The whole “gang warfare” thing might seem a little trite now, but when I first played Saints Row 2, I cared about my custom character, my gang, and the status of the Saints because Saints Row took it seriously. The other games acknowledge that they become a bit of a joke and a marketing tool, but simply pointing that out doesn’t make the issue go away.

Meanwhile, Saints Row 4 was more interested in parodying Mass Effect and letting you sleep with all of your crew members for the sake of a bit. It makes for a good joke in the moment, but it also means that you don’t care about any of these characters beyond the humour.

Beyond its tone, there are a lot of other lessons that Saints Row 5 could take from Saints Row 2. Put time into your world and make it interesting beyond some setpiece missions.

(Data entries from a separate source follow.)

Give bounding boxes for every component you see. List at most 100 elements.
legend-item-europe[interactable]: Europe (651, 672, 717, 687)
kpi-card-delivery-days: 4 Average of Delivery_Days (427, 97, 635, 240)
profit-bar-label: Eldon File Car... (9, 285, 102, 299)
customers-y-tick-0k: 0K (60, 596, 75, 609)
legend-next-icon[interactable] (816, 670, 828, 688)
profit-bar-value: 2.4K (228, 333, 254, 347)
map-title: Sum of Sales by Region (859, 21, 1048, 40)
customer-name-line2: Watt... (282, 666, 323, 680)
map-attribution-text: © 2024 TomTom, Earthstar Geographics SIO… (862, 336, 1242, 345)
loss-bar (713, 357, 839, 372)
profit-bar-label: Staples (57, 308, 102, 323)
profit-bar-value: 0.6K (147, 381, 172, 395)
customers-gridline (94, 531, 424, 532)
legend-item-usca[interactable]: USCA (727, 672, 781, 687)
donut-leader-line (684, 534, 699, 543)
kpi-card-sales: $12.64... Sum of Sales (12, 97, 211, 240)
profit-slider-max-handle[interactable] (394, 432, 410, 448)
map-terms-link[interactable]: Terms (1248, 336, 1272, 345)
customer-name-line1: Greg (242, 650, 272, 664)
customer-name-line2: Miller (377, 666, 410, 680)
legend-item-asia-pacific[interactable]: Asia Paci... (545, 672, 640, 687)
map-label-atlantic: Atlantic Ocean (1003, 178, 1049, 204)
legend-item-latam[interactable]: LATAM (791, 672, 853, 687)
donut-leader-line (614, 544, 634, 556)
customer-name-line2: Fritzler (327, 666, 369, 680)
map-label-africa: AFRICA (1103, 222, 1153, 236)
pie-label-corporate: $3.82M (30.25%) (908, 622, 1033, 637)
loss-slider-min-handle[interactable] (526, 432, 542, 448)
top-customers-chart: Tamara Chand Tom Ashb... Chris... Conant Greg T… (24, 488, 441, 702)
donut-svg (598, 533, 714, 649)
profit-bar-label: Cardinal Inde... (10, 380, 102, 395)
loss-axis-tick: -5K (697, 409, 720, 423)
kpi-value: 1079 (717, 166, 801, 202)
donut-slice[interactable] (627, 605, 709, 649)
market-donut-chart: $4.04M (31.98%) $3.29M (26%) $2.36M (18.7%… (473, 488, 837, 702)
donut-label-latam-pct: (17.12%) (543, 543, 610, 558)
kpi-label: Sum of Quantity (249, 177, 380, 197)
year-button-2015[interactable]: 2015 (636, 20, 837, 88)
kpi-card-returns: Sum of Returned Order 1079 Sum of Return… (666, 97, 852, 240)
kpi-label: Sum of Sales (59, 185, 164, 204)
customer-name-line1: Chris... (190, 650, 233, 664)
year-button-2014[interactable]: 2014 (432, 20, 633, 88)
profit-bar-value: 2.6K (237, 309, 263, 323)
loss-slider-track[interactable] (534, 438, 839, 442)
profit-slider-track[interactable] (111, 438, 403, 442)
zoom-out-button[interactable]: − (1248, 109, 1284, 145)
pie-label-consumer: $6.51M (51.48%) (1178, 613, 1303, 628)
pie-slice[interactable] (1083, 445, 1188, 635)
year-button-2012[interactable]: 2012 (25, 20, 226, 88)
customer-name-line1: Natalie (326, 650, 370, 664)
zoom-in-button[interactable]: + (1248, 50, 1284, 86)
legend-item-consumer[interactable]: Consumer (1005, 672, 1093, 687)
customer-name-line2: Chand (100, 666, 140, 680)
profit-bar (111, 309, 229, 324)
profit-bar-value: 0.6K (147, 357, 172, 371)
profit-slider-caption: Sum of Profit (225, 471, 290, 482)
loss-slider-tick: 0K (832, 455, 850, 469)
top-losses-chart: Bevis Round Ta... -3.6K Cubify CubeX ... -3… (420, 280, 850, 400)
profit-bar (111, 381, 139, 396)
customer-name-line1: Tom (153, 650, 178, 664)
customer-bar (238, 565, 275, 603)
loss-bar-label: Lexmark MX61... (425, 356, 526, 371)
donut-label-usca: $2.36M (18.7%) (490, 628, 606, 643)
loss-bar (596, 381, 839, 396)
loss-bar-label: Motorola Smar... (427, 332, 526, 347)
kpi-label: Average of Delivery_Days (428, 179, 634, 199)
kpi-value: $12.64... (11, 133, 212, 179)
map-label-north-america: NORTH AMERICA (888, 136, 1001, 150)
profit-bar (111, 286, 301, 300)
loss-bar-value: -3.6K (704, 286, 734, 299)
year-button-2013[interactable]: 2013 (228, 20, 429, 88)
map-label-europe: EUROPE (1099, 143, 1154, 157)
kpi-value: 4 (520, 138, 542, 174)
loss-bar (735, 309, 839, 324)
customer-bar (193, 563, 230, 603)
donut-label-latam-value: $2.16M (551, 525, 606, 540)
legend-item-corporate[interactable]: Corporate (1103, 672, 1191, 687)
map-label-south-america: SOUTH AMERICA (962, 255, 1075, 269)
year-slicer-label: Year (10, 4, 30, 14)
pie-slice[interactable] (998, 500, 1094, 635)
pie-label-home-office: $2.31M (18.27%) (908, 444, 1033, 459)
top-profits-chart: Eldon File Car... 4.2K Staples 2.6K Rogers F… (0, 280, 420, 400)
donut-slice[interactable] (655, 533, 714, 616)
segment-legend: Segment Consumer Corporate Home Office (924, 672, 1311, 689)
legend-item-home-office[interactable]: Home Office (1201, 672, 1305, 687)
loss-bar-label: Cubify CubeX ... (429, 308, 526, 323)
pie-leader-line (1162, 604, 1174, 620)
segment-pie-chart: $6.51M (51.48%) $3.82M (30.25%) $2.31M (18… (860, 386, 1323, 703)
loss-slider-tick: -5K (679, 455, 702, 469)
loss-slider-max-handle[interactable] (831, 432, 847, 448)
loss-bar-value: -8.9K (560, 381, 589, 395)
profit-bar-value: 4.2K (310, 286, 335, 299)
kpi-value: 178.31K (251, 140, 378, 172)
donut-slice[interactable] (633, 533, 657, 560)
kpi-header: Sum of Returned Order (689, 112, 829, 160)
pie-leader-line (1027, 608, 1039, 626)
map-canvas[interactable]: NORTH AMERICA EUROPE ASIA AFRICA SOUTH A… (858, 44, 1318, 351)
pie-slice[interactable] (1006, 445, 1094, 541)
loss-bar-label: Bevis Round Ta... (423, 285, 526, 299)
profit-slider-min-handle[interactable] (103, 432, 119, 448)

Make the character creator truly in-depth beyond being able to change the size of your genitals. Don’t make all of your humour timely and “current”, because any future playthrough is going to be incredibly dated by comparison. There’s value in a good laugh, but Saints Row 2 managed that without cheapening its world and characters for the sake of moving away from the GTA-clone status.

Saints Row doesn’t need to worry about that anymore though - it’s gone far beyond being a clone of GTA, and is truly its own thing, so in my eyes, it doesn’t need the superpowers and auto-tune pimps. I’m sure there are many out there that want to see Saints Row continue its wild humour and over-the-top scenarios, and I think there’s merit to that, but I think it can be served better by following in Saints Row 2’s footsteps and dialling back the weird just a little bit.